One of the stories storming the blogosphere right now is the impending movie version of the “Hunger Games” trilogy, including the significant controversy of casting a blonde as the clearly dark skinned main character, Katniss.
But if you’re a parent who isn’t also a reader, you may not know about another controversy the books are embroiled in — the level of violence and darkness in the books. They are books about oppression and rebellion and war. They are books about how humans can rise and fight, but always at a price, sometimes a price too terrible to contemplate, but too important not to pay.

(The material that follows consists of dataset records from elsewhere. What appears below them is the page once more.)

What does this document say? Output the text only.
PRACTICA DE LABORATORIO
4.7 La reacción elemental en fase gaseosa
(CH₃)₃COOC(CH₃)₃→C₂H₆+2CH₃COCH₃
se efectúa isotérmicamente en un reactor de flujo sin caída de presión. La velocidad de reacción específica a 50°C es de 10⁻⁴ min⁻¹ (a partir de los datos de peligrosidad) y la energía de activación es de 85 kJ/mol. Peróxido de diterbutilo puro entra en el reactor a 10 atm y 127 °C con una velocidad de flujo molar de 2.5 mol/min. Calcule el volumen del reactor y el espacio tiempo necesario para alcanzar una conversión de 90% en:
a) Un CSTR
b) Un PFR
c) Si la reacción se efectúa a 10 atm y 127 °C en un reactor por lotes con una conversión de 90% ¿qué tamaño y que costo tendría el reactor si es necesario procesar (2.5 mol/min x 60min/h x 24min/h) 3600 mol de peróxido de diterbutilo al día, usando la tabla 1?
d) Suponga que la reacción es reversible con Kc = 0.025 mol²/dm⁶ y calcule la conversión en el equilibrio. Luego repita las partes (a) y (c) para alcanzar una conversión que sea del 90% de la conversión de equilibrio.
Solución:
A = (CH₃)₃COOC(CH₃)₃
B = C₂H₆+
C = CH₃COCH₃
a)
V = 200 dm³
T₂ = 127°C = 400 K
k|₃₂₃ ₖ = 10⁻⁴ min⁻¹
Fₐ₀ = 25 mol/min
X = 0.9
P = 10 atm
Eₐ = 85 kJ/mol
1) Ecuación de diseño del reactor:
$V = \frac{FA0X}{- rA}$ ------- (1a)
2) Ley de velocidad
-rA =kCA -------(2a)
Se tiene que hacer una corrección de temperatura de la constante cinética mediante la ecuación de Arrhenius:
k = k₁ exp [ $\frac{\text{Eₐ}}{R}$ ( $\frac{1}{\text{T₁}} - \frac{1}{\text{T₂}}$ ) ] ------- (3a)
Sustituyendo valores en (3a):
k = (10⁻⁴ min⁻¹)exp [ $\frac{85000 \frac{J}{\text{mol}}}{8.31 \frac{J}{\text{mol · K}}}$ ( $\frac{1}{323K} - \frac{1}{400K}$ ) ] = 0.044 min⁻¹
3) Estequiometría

Young Adult (YA) fiction is an interesting category of fiction. The Harry Potter books are young adult, and books that were originally written for adults, like The Count of Monte Cristo and To Kill a Mockingbird, are now considered ‘Young Adult’. The target age range is 14 to 21, which encompasses a large variation in life experience and ability to handle difficult concepts. Typically, YA fiction features a teen-aged protagonist rather than an adult, and has themes such as coming of age, or challenging an injustice perpetuated by an authority.
Is the Hunger Games too violent for adolescents? Does reading violent books lead teenagers to become violent themselves? While there have been ample studies linking violent video games and movies and life situations to habituation and violent behavior, this is not the case for violent books. Here is an example of violence from the Hunger Games trilogy, as quoted in the New York Times.

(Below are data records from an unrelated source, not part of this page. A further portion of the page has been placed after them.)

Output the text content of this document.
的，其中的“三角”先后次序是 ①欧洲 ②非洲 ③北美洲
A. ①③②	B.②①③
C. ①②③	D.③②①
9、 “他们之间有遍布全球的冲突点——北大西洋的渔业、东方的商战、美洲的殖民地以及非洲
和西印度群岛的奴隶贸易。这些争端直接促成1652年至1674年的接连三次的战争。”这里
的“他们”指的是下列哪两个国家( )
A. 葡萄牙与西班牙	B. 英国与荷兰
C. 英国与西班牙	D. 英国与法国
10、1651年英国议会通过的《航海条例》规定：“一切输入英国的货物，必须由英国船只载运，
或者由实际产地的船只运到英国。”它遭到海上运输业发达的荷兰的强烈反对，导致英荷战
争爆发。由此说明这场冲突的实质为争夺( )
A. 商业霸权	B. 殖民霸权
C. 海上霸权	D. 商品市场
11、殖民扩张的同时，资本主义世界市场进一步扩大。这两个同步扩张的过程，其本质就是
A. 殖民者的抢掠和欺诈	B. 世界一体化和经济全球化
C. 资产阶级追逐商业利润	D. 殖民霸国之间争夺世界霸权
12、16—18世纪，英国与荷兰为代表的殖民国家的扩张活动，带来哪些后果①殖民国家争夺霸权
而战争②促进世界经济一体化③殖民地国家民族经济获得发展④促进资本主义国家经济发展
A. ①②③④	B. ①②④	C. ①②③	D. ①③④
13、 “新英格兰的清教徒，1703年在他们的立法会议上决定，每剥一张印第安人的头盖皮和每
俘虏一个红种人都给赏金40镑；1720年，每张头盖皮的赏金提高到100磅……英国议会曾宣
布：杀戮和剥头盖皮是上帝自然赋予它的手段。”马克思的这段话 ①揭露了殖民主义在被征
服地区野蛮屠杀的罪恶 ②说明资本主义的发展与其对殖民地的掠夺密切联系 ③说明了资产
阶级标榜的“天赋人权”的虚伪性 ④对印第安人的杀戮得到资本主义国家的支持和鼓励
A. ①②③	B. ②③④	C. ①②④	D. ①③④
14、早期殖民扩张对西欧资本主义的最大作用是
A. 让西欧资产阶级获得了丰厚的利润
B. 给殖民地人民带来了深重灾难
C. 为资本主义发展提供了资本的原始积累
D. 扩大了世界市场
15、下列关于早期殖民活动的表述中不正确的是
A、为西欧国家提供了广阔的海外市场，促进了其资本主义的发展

“The boy from District 1 dies before he can pull out the spear,” observes Katniss of her prey in one scene. “My arrow drives deeply into the center of his neck. He falls to his knees and halves the brief remainder of his life by yanking out the arrow and drowning in his own blood.”
A reasonable person could assume that there could be a link, but could also argue that the act of reading is substantially different from the act of watching a movie or playing a game, in that in a book, the context of violence, the inner motivations and the societal movers of it, are more accessible to the reader.